Dear Editors,
I want to commend your Editorial on 3/10/16, “Moments and milestones in the history of women at Hopkins.” Please let me clarify one paragraph, however. Several women were admitted as graduate students as early as 1877. Martha Carey Thomas attended for one year before leaving in frustration and eventually earning a PhD from the University of Zurich and then returning to the United States, where she became a founder of Bryn Mawr College.
Christine Ladd-Franklin was admitted in 1878 and completed her graduate program in 1882, but the Trustees refused to confer her degree, even though her work was described as “brilliant.” She eventually received her Hopkins PhD in 1926, at which time Sun columnist Anne Kinsolving observed, “Is Johns Hopkins University now conferring an honor upon Mrs.
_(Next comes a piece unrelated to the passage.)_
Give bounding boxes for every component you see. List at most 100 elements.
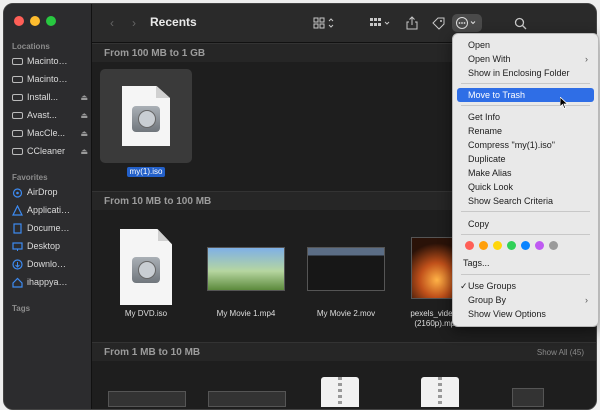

Christine Ladd-Franklin, or is Mrs. Christine Ladd-Franklin conferring an honor on Johns Hopkins University?”
Florence Bascom was admitted in 1892 and completed – and received – her degree in geology in 1893. She thus became the first woman to receive a Johns Hopkins degree, but not the first to earn one. A few other women were admitted in arts and sciences in the late 1800s and early 1900s, but what they all had in common was a “champion” in the faculty or administration willing to argue on their behalf and enable these women to overcome formidable obstacles. The admission of women was on a case-by-case basis until 1907, when the Trustees agreed to allow “qualified” women to take graduate studies without special permission.